Aku membiarkan Ekata untuk menjawab pertanyaan itu karena aku mau tahu dia akan berkata apa ke Kamal. Cowok itu melirikku lalu kembali ke Kamal. Panik menari-nari di sinar mata cowok itu lalu hilang di kedipan mata selanjutnya. "Gue bawa Alma karena nyokap pergi."

Kamal melongok ke dalam rumah, melihat ibunya menggendong bayi seperti ikon ban berwarna putih itu dengan selembar kain bermotif bunga. Satu tangan menggerakkan spatula, yang lainnya menyanggah beban bocah perempuan yang mengemut ibu jari. Wajah Kamal otomatis berubah masam melihat pemandangan itu. "Brengsek lo. Habis ini gue yang bakalan kena cecar disuruh nikah."

"Lo dan gue harus menderita berbarengan."

Kamal meninggalkanku dan langsung mendekati Ekata dan duduk di pangkuan cowok itu. Kedua kakinya yang mengenakan celana jeans hitam berada di satu sisi dan kedua tangannya tersampir di leher Ekata. "Kalau gitu, gue nikahin lo aja gimana?" tanya Kamal lembut yang membuatku merinding.

Tanpa berkedip, Ekata menjawab ajakan itu. Berbeda dengan tubuhnya yang tadi sedikit kaku saat berbicara denganku, dia sangat santai sekarang. Seperti ada tombol yang dipencet dan kepribadiannya langsung berubah total. "Boleh. Kita nikah di luar aja gimana?" Kedua tangan cowok itu kini berangkul pinggang Kamal yang masih berlagak kemayu.

Aku sudah melihat berbagai macam hal aneh yang mereka lakukan, termasuk ini, tapi aku tidak pernah terbiasa dengan pemandangan ini. Bisa dibayangkan dua orang pria dewasa; yang satu penuh tato di lengannya, dan yang lainnya penuh tindikan dan rambut cokelat terang yang diikat setengah. Bedan keduanya hampir sama tingginya, dengan otot-otot besar di tubuh mereka.

Orang-orang yang tidak mengenal mereka dan melihat hal ini akan benar-benar mengira kalau mereka berdua bersama. Karena semeyakinkan itu. Terutama dengan keduanya yang menatap satu sama lain dan senyum yang tersampir di bibir mereka.

Aku hanya dapat menggeleng lalu mengeluarkan ponsel dan memotret momen ini. Mungkin bisa aku gunakan nanti. Mereka mendengar bunyi kamera ponselku dan menoleh berbarengan. Bukannya melepas tangan mereka yang membelit satu sama lain, Ekata dan Kamal malah mendekatkan kepala mereka dan tersenyum ke arah kameraku.

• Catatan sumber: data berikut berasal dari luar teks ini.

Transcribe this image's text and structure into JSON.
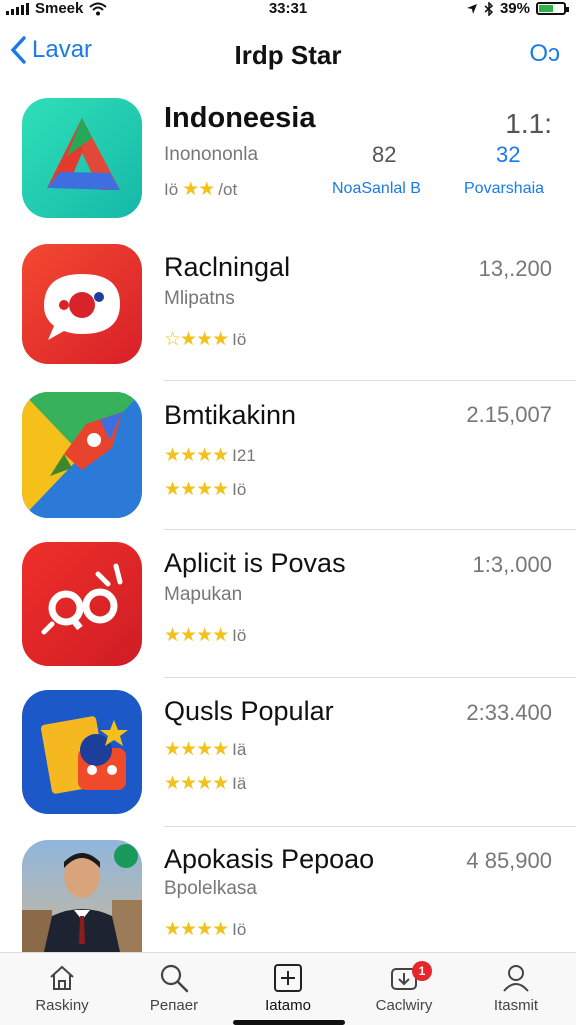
{
  "status_bar": {
    "carrier": "Smeek",
    "time": "33:31",
    "battery": "39%"
  },
  "nav": {
    "back_label": "Lavar",
    "title": "Irdp Star",
    "right_label": "Oɔ"
  },
  "apps": [
    {
      "name": "Indoneesia",
      "subtitle": "Inonononla",
      "rating_text": "Iö ★★/ot",
      "rank": "1.1:",
      "col2_num": "82",
      "col3_num": "32",
      "link1": "NoaSanlal B",
      "link2": "Povarshaia"
    },
    {
      "name": "Raclningal",
      "subtitle": "Mlipatns",
      "rating_text": "☆★★★ Iö",
      "price": "13,.200"
    },
    {
      "name": "Bmtikakinn",
      "rating_line1": "★★★★ I21",
      "rating_line2": "★★★★ Iö",
      "price": "2.15,007"
    },
    {
      "name": "Aplicit is Povas",
      "subtitle": "Mapukan",
      "rating_text": "★★★★ Iö",
      "price": "1:3,.000"
    },
    {
      "name": "Qusls Popular",
      "rating_line1": "★★★★ Iä",
      "rating_line2": "★★★★ Iä",
      "price": "2:33.400"
    },
    {
      "name": "Apokasis Pepoao",
      "subtitle": "Bpolelkasa",
      "rating_text": "★★★★ Iö",
      "price": "4 85,900"
    }
  ],
  "tabs": [
    {
      "label": "Raskiny"
    },
    {
      "label": "Pепaer"
    },
    {
      "label": "Iatamo"
    },
    {
      "label": "Caclwiry",
      "badge": "1"
    },
    {
      "label": "Itasmit"
    }
  ],
  "colors": {
    "accent": "#1a7ae8",
    "star": "#f2c21a",
    "badge": "#e5262a"
  }
}
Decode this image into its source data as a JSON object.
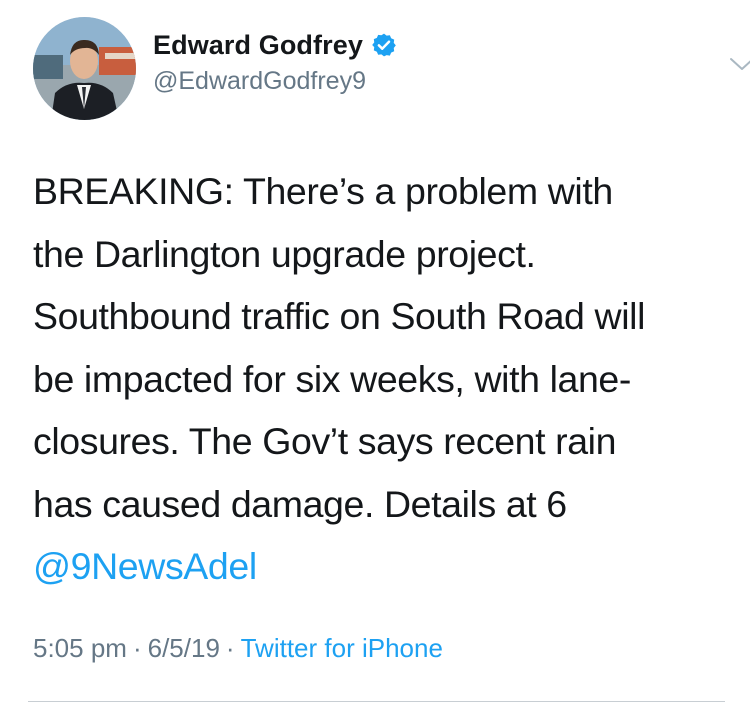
{
  "author": {
    "display_name": "Edward Godfrey",
    "handle": "@EdwardGodfrey9",
    "verified": true,
    "avatar": "avatar-photo"
  },
  "tweet": {
    "lines": [
      "BREAKING: There’s a problem with",
      "the Darlington upgrade project.",
      "Southbound traffic on South Road will",
      "be impacted for six weeks, with lane-",
      "closures. The Gov’t says recent rain",
      "has caused damage. Details at 6"
    ],
    "mention": "@9NewsAdel"
  },
  "meta": {
    "time": "5:05 pm",
    "separator": "·",
    "date": "6/5/19",
    "source": "Twitter for iPhone"
  },
  "icons": {
    "verified": "verified-badge-icon",
    "menu": "chevron-down-icon"
  },
  "colors": {
    "text": "#14171a",
    "secondary": "#657786",
    "link": "#1da1f2",
    "verified": "#1da1f2"
  }
}
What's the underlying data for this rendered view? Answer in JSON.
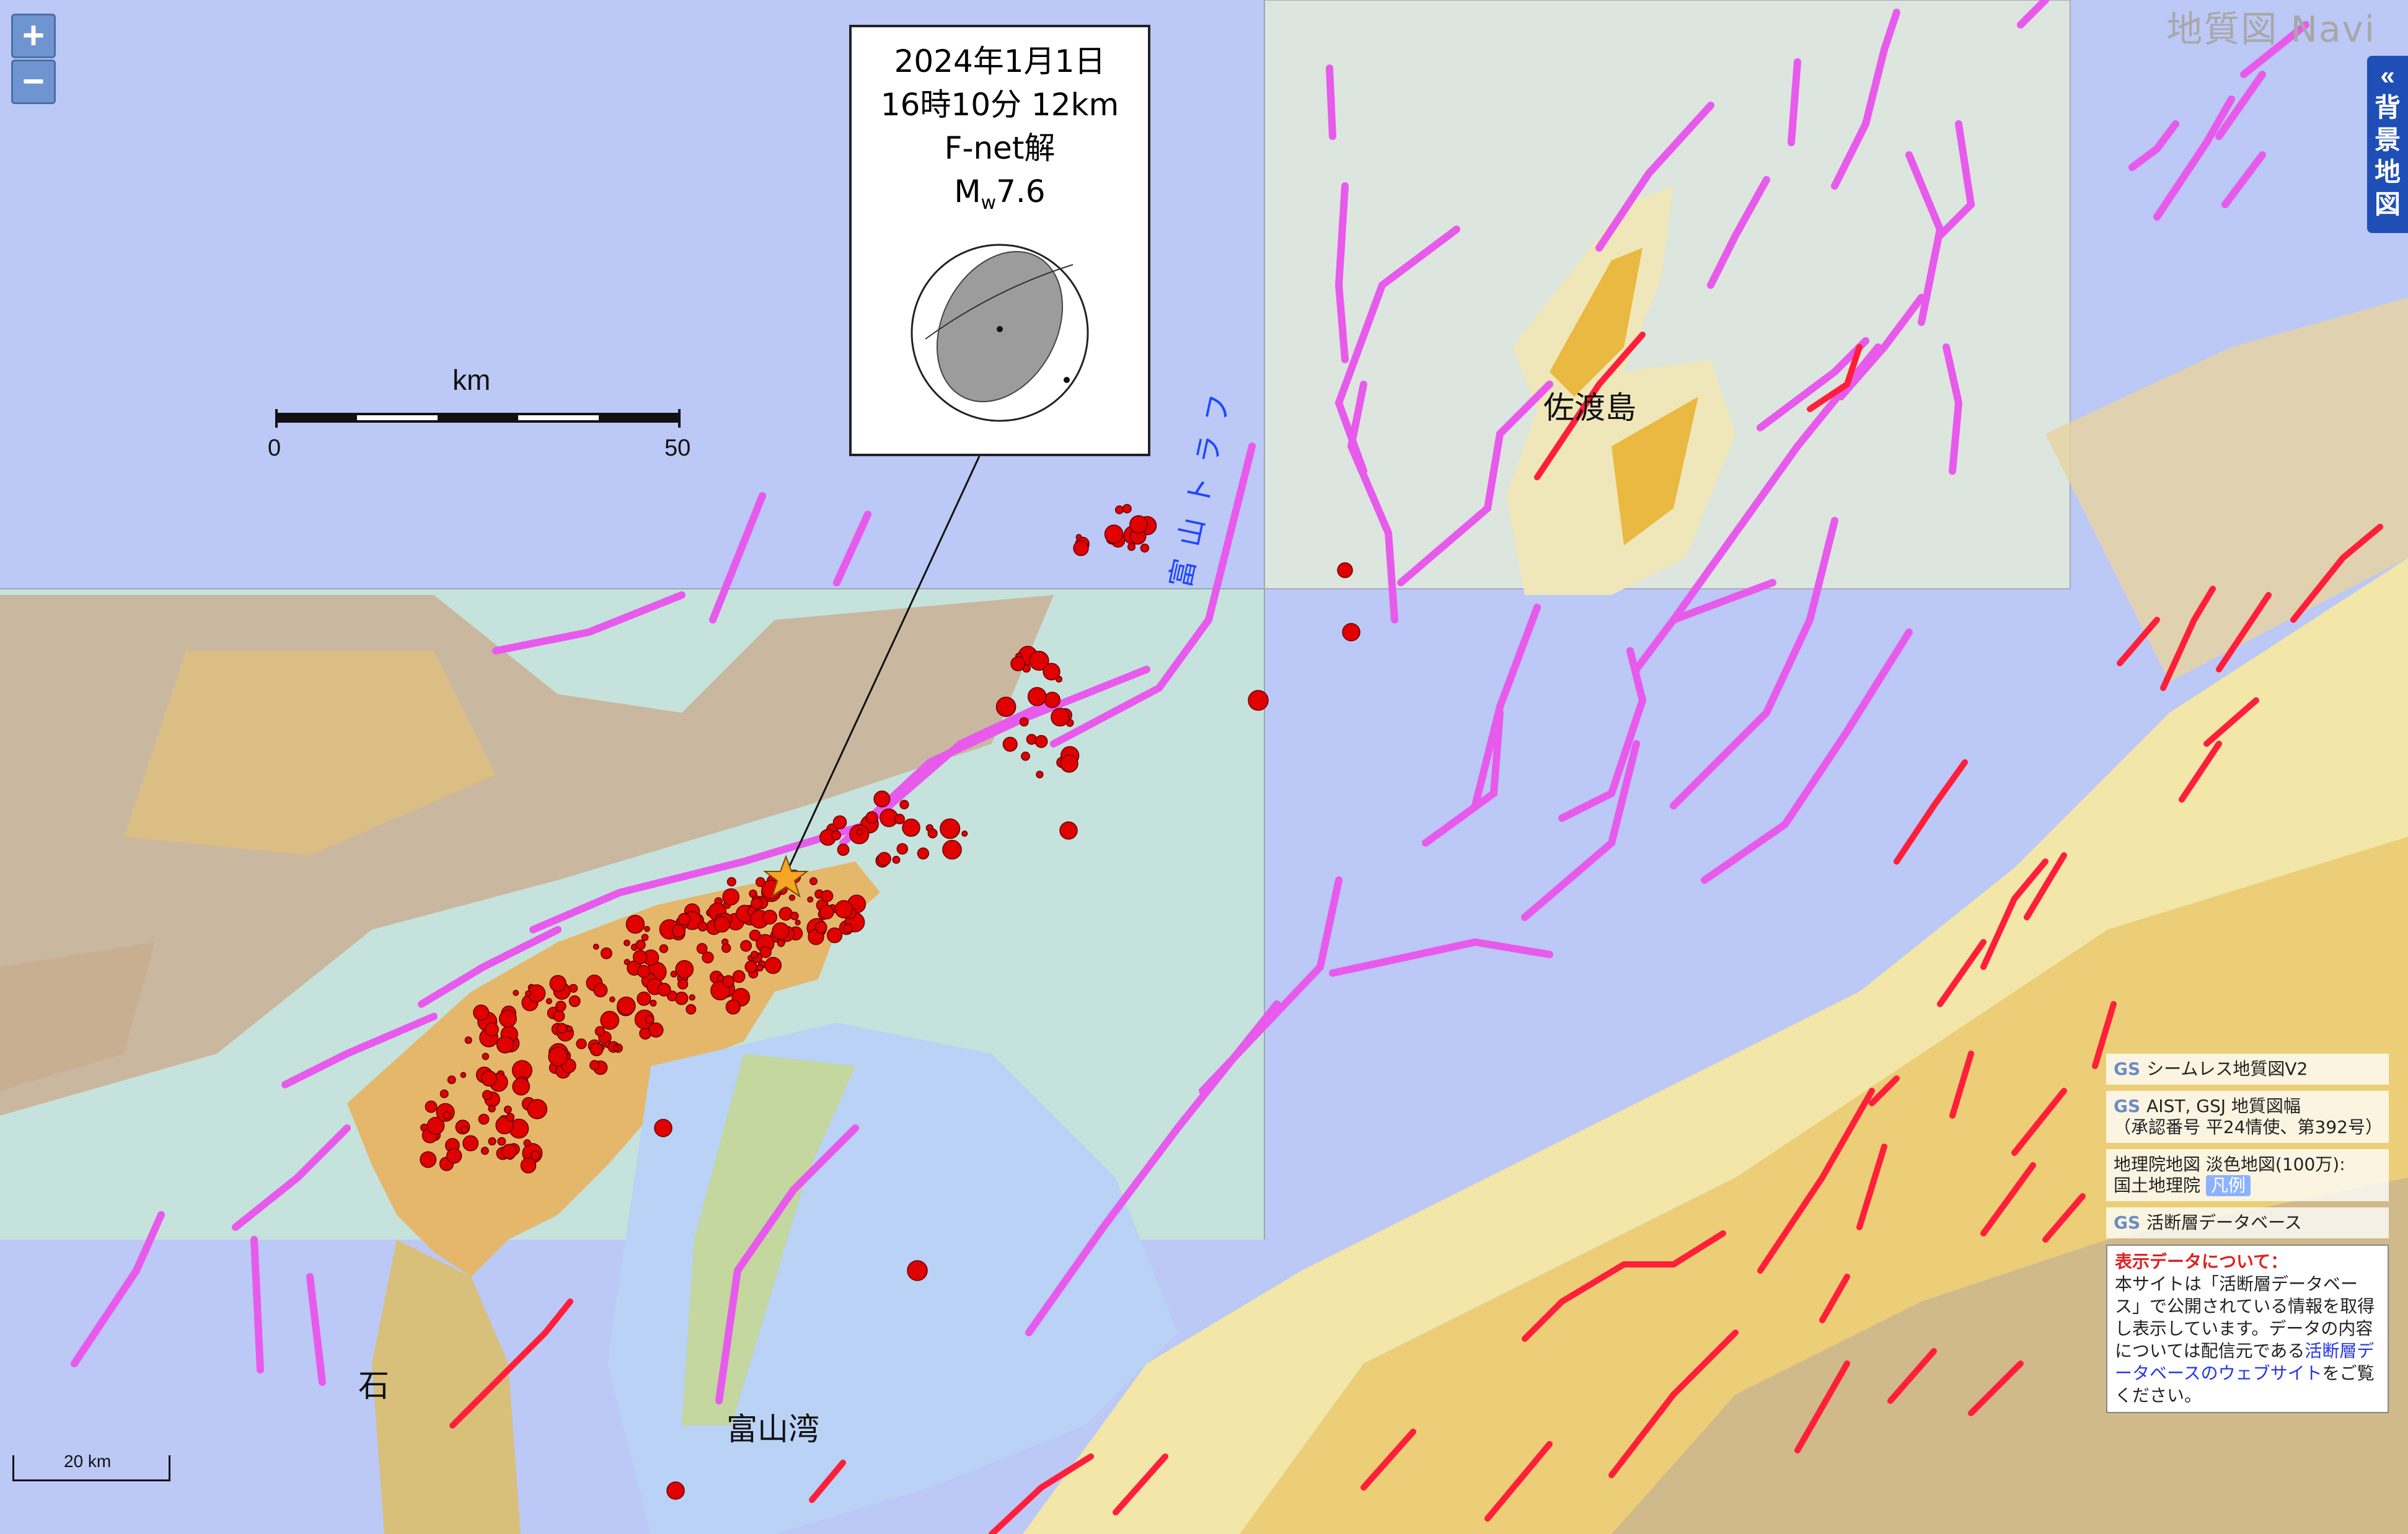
{
  "map": {
    "watermark": "地質図 Navi",
    "zoom_in": "+",
    "zoom_out": "−",
    "background_toggle": {
      "arrow": "«",
      "chars": [
        "背",
        "景",
        "地",
        "図"
      ]
    }
  },
  "callout": {
    "date": "2024年1月1日",
    "time_depth": "16時10分 12km",
    "solution": "F-net解",
    "magnitude_prefix": "M",
    "magnitude_sub": "w",
    "magnitude_value": "7.6"
  },
  "scale_bars": {
    "large_title": "km",
    "large_min": "0",
    "large_max": "50",
    "small_label": "20 km"
  },
  "labels": {
    "sado": "佐渡島",
    "toyama_bay": "富山湾",
    "toyama_trough": "富山トラフ",
    "ishikawa": "石"
  },
  "attribution": {
    "seamless": "シームレス地質図V2",
    "aist": "AIST, GSJ 地質図幅",
    "aist_note": "（承認番号 平24情使、第392号）",
    "gsi": "地理院地図 淡色地図(100万):",
    "gsi_org": "国土地理院",
    "legend": "凡例",
    "fault_db": "活断層データベース",
    "info_title": "表示データについて：",
    "info_body": "本サイトは「活断層データベース」で公開されている情報を取得し表示しています。データの内容については配信元である",
    "info_link": "活断層データベースのウェブサイト",
    "info_tail": "をご覧ください。",
    "gs_mark": "GS"
  },
  "colors": {
    "sea": "#bcc8f6",
    "fault_active": "#ff1f3a",
    "fault_offshore": "#e85aec",
    "aftershock": "#e00000",
    "epicenter": "#f6a623"
  }
}
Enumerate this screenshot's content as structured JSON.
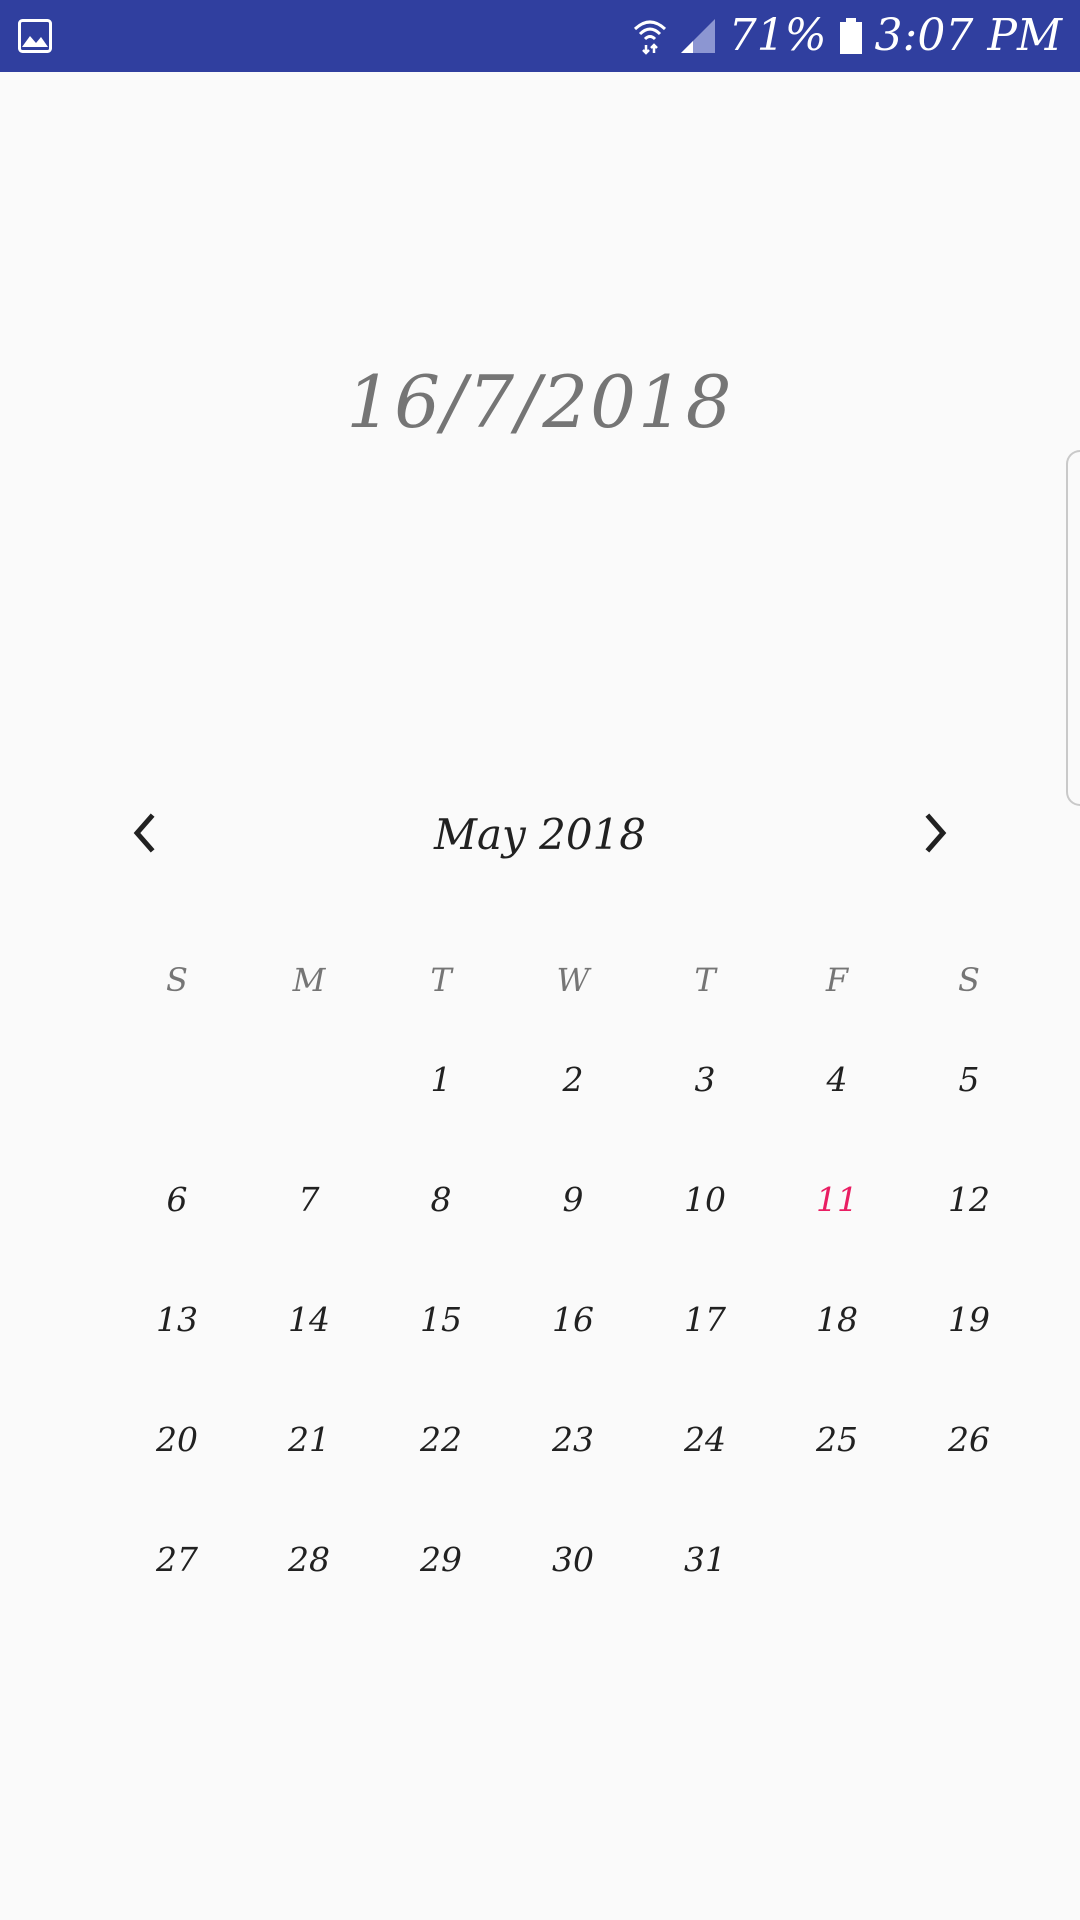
{
  "status_bar": {
    "left_icon": "gallery-icon",
    "wifi_icon": "wifi-icon",
    "signal_icon": "signal-icon",
    "battery_percent": "71%",
    "battery_icon": "battery-icon",
    "time": "3:07 PM",
    "background": "#303f9f"
  },
  "selected_date": "16/7/2018",
  "calendar": {
    "month_title": "May 2018",
    "prev_icon": "chevron-left-icon",
    "next_icon": "chevron-right-icon",
    "weekdays": [
      "S",
      "M",
      "T",
      "W",
      "T",
      "F",
      "S"
    ],
    "weeks": [
      [
        "",
        "",
        "1",
        "2",
        "3",
        "4",
        "5"
      ],
      [
        "6",
        "7",
        "8",
        "9",
        "10",
        "11",
        "12"
      ],
      [
        "13",
        "14",
        "15",
        "16",
        "17",
        "18",
        "19"
      ],
      [
        "20",
        "21",
        "22",
        "23",
        "24",
        "25",
        "26"
      ],
      [
        "27",
        "28",
        "29",
        "30",
        "31",
        "",
        ""
      ]
    ],
    "today": "11",
    "today_color": "#e91e63"
  }
}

"Nggak waras memang kalian berdua," ringisku. "Aku mau bantuin Tan—"

"Ibu," potong Kamal setelah menarik napas dari sela-sela giginya yang tertutup rapat. Aku memutar bola mata. Sudah beberapa tahun terakhir Kamal berusaha membujukku memanggil Tante dengan panggilan Ibu, tapi aku masih segan untuk mengucapkannya.

"Aku mau bantuin di dapur dulu."

"Dede nginep, kan?"

Aku menggeleng. "Enggak kayaknya. Besok kerja. Lebih dekat dari kosan juga."

Kamal melompat dari pangkuan Ekata. Mengekoriku yang sudah memasuki rumah. "Kenapa nggak nginep? Besok aku anterin ke kantor."

"Malu, ih."

"Bu, Dede malu sama aku katanya," rajuk cowok yang tampangnya lebih mirip rentenir yang datang ke kantorku ketimbang bermanja-manja dan mengadu seperti sekarang. Alma kini sudah berpindah ke pelukan Kamal yang langsung menggigit pipinya dengan bibir.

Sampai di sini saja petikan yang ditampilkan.